I have an old pressure tank from an ancient Coleman white gas camp stove that I've been eyeing up for making an oiler. It's a perfect tank size, but I don't know how well the pressure system would force oil out or how long it would keep enough pressure to be effective. It's one of those ones where you pull a knob out of the side of the tank and then pump it up.. It would be nice to have some pressure to the oil and be able to meter it with a small valve though, and the hose could be much smaller than if one was relying on gravity. I was having a hard time this fall with the 395/33" starting to dry out when cutting some wide, dry fir, and the 660 can barely keep enough on its 25" bar, so if I got a longer one I'd need to add some more oiling capability.


----------



## BobL (Nov 19, 2008)

Brmorgan said:


> I have an old pressure tank from an ancient Coleman white gas camp stove that I've been eyeing up for making an oiler. It's a perfect tank size, but I don't know how well the pressure system would force oil out or how long it would keep enough pressure to be effective. It's one of those ones where you pull a knob out of the side of the tank and then pump it up.. It would be nice to have some pressure to the oil and be able to meter it with a small valve though, and the hose could be much smaller than if one was relying on gravity. . . . . . .
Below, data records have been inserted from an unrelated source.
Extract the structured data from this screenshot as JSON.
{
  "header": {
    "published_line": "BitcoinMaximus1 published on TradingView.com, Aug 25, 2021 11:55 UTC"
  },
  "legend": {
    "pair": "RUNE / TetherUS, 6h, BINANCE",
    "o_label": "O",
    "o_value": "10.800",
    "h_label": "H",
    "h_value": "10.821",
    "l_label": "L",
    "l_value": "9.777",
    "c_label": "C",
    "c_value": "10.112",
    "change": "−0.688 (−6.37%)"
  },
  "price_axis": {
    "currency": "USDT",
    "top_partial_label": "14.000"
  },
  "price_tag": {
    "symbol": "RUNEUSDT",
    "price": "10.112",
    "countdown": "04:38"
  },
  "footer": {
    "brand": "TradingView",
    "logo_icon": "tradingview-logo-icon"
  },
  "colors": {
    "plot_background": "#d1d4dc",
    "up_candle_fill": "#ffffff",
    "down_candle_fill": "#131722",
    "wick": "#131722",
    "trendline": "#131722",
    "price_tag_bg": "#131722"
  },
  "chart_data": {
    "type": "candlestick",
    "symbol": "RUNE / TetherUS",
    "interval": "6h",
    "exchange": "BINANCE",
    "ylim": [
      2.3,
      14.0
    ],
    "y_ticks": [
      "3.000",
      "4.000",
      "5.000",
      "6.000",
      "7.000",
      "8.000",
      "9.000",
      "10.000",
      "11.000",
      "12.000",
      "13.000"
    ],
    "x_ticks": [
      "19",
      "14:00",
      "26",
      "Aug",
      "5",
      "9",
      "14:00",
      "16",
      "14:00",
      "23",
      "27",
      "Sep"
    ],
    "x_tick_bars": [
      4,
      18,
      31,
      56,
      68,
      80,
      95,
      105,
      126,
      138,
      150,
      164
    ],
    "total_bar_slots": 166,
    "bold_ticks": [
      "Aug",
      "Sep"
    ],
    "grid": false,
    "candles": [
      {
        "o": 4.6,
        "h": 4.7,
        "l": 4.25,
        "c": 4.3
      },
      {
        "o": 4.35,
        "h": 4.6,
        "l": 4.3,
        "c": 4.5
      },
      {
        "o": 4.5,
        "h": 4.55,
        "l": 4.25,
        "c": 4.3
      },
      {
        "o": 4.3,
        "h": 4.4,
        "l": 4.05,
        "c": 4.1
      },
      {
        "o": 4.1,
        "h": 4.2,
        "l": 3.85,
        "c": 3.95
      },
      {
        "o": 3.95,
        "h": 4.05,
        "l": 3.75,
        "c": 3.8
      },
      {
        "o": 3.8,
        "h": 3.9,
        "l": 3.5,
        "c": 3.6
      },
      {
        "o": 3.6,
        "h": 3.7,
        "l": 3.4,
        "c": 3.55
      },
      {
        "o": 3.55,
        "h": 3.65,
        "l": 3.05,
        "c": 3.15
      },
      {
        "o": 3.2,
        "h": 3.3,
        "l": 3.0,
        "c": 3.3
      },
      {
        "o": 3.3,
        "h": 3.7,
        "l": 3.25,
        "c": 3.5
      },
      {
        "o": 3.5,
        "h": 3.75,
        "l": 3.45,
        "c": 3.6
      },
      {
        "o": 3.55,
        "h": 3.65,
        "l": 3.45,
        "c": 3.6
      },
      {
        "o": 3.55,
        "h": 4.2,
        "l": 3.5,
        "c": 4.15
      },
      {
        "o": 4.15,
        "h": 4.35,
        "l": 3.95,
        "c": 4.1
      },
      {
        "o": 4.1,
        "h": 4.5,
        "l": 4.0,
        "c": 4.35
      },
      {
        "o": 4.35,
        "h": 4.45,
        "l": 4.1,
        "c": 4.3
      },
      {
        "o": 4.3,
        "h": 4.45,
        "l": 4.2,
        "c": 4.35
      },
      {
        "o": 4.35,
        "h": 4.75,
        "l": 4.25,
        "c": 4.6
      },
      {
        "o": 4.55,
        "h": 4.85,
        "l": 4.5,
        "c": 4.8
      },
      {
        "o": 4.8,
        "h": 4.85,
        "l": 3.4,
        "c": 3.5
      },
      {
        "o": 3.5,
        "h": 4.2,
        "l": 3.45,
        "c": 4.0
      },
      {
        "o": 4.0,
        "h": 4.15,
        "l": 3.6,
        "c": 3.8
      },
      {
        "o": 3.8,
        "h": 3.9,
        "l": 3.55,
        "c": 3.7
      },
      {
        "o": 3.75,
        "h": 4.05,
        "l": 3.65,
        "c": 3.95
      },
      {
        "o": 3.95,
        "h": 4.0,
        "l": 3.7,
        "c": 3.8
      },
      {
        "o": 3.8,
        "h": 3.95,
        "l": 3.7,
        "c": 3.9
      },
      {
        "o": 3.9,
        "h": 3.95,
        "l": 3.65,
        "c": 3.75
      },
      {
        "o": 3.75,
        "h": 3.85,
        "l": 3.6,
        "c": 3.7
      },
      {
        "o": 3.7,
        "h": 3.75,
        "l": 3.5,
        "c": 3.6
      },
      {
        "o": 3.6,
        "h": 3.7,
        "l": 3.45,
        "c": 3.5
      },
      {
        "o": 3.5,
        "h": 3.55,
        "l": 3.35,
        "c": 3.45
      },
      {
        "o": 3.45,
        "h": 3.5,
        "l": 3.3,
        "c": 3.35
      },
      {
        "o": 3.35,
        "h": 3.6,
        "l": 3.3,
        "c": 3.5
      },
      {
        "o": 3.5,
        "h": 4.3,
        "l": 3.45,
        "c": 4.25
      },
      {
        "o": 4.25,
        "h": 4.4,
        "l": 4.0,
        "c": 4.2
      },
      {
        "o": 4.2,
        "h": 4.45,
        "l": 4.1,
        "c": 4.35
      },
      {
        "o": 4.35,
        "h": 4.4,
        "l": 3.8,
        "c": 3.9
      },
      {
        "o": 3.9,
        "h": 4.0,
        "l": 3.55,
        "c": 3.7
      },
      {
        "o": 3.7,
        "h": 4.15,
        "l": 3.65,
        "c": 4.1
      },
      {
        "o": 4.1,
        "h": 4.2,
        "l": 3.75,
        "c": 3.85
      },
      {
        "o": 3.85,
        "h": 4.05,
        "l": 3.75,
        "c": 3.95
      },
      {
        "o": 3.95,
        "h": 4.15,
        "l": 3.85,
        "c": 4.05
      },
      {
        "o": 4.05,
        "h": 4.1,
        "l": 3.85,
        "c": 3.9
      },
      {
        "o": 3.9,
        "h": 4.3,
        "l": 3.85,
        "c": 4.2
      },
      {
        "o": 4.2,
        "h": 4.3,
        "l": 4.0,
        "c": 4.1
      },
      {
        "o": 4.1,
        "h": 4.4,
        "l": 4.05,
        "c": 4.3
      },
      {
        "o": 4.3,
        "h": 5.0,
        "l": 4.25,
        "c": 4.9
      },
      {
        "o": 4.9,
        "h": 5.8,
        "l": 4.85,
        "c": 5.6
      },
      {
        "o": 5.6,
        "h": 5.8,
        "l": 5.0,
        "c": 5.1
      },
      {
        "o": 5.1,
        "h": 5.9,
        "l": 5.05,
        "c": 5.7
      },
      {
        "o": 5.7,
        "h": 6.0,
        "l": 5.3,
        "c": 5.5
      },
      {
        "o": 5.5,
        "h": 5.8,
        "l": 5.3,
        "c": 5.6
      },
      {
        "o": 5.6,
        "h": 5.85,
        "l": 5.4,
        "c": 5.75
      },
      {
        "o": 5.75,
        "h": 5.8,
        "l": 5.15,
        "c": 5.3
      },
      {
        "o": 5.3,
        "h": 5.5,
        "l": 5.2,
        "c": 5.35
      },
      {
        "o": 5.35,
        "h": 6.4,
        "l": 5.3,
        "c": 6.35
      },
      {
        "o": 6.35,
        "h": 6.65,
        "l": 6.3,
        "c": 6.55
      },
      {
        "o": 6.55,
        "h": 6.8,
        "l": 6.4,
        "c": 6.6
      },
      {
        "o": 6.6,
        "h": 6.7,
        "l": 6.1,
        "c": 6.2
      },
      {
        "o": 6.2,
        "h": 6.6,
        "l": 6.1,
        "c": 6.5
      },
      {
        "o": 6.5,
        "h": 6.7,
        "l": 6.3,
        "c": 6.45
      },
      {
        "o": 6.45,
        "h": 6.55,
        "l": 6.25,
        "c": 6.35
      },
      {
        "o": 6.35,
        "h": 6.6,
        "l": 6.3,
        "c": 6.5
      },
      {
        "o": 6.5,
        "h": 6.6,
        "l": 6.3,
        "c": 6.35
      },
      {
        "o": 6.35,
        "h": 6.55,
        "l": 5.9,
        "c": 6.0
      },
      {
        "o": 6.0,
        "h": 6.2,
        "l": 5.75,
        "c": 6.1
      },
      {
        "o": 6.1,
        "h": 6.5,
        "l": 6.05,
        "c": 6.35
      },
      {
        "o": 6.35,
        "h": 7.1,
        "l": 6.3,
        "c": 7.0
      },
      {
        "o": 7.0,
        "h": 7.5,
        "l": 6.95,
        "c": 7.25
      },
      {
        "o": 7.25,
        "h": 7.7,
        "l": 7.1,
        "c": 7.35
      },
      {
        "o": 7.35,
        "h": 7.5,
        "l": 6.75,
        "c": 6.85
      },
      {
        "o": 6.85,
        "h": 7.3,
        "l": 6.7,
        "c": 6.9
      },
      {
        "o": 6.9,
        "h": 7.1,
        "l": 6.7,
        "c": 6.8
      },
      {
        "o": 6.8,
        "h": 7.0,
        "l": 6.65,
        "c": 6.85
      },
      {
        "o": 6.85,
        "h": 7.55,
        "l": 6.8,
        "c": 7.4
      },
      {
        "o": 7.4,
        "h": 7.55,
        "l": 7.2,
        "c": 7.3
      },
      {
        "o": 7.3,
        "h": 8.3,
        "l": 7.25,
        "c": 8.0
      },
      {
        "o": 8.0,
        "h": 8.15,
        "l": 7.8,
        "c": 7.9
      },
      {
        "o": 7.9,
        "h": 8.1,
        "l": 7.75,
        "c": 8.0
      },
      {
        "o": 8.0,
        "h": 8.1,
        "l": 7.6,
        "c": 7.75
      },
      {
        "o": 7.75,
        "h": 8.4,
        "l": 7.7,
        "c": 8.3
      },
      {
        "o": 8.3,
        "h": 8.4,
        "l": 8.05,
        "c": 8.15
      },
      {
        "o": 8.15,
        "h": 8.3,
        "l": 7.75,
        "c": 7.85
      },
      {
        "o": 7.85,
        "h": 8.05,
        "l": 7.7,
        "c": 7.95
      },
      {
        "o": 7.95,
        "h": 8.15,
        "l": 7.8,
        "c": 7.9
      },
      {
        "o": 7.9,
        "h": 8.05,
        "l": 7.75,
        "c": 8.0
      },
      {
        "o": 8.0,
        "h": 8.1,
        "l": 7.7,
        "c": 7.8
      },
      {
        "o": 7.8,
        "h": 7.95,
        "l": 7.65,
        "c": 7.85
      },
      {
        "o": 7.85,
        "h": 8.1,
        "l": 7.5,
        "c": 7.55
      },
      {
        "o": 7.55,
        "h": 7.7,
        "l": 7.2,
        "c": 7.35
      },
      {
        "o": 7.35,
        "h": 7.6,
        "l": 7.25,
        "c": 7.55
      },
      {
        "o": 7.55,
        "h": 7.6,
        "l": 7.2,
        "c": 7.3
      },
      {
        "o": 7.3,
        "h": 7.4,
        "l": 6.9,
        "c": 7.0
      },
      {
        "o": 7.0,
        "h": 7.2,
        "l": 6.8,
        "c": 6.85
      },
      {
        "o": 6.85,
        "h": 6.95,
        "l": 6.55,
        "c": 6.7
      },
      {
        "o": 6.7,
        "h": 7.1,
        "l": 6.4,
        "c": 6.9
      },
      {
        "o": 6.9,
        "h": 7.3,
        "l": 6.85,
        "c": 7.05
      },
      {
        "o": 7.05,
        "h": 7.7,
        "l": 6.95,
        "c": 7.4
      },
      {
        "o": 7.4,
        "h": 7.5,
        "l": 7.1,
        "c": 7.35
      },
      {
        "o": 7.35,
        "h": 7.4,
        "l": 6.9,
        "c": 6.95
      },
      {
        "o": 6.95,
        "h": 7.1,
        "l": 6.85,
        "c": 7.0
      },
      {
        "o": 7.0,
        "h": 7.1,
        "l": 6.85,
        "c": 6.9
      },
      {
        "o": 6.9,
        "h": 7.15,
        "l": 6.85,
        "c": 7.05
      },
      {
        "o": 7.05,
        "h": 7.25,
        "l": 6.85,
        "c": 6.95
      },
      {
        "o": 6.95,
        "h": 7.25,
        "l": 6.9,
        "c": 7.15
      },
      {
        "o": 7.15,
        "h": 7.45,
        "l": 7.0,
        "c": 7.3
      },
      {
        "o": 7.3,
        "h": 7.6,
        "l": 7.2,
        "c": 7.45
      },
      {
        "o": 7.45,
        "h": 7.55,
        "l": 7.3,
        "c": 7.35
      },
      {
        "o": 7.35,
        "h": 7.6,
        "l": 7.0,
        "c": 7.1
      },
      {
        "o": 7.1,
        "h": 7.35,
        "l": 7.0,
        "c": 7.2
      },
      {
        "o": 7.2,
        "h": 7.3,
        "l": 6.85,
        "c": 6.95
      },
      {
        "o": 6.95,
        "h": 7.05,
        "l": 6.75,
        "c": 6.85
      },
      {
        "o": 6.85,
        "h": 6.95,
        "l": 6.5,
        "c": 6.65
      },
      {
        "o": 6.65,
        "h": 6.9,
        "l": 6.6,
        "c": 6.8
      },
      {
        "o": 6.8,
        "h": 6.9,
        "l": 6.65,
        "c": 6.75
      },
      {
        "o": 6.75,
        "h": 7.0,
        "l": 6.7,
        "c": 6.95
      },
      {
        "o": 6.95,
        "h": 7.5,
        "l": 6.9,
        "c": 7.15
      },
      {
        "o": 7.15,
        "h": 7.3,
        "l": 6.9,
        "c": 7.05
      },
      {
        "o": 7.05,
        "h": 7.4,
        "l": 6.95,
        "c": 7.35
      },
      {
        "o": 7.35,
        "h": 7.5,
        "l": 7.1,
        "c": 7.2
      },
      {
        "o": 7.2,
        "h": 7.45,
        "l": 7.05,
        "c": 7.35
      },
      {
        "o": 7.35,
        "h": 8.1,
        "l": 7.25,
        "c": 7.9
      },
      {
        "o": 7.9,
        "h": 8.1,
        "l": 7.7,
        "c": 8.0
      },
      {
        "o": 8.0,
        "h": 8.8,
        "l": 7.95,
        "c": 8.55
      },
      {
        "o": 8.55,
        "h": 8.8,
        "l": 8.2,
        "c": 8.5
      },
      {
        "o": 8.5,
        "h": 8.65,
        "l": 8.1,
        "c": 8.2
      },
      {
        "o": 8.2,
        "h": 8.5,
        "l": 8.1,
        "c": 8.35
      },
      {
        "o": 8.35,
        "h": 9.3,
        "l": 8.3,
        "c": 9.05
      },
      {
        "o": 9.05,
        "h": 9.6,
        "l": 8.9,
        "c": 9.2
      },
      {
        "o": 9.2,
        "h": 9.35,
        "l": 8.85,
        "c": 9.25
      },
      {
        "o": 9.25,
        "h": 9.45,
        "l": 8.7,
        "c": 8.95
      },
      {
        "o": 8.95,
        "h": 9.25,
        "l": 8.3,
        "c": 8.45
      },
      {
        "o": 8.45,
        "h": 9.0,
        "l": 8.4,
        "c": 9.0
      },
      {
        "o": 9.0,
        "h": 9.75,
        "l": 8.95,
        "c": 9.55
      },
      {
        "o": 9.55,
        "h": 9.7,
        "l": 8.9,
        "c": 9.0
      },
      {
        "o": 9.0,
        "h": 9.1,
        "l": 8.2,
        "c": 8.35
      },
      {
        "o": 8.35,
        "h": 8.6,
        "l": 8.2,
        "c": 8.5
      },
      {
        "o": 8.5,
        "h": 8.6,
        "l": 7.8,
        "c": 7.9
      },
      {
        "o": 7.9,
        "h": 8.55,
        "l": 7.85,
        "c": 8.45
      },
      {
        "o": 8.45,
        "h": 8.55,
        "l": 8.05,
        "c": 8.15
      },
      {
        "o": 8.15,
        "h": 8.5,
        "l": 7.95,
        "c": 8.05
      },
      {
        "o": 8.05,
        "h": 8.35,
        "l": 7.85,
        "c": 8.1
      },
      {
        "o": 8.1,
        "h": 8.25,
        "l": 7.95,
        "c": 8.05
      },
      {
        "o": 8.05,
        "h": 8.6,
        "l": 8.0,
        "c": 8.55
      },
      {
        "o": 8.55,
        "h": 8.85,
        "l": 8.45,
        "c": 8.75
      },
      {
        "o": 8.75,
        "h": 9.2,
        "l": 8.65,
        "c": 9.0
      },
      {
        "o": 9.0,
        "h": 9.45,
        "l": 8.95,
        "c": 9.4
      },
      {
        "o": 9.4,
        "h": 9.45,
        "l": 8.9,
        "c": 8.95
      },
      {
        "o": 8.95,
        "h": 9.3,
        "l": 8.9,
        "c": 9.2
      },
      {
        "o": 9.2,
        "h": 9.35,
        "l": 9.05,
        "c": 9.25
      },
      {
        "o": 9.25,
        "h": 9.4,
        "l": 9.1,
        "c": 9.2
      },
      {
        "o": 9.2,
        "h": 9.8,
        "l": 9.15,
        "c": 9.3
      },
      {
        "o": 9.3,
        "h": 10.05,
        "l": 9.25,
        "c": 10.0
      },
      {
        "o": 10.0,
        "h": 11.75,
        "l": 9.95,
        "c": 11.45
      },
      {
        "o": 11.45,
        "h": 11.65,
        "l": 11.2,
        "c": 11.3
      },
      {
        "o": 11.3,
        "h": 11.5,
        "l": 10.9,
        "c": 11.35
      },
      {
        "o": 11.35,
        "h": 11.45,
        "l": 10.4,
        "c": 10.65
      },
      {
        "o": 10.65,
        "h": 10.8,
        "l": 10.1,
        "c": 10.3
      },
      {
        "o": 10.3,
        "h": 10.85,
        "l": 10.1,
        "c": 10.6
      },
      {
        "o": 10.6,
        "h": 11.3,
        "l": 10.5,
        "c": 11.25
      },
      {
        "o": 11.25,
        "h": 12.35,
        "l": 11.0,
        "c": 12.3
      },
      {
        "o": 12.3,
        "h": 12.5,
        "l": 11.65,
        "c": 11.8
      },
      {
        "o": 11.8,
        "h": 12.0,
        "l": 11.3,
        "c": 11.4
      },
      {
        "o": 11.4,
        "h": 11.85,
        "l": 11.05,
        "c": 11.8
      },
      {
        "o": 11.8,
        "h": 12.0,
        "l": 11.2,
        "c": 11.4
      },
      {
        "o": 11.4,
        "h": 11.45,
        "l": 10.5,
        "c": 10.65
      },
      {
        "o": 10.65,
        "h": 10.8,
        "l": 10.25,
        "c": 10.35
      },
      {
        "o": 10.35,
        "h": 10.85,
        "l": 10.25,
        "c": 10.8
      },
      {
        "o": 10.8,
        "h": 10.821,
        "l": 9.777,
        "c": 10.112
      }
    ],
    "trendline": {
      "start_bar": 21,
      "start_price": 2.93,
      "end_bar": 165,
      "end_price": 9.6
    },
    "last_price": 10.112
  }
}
While it sounds useful I would find having to pump an aux oiler a bit of a nuisance. I like to be able to turn on the aux oiler and forget about it while cutting the whole slab. I don't even like walking around the log to turn it on/ off while stopping to refuel midway thru the log. That is why I set up a remote on off oiler switch. 

The delivery hole on this and other versions of my aux oiler is only 1/8" and it delivers plenty of oil with only a gravity head of only about 12". That is of course at our warmer temperatures - I guess you guys have flow issues at lower temps.


----------



## Brmorgan (Nov 19, 2008)

BobL said:


> The delivery hole on this and other versions of my aux oiler is only 1/8" and it delivers plenty of oil with only a gravity head of only about 12". That is of course at our warmer temperatures - I guess you guys have flow issues at lower temps.



Yeah, you could say that. Even 10-30 oil is like molasses when the temperature drops below zero. I even buy a bit of winter bar oil and it's the same when I pour it into the saw, but once the saw's running it heats the oil up and it's all good to go. But generally it's not a big issue as I only really do any firewood bucking once the snow flies, and even then only if I HAVE to. I guess you could call me a fairweather miller.


----------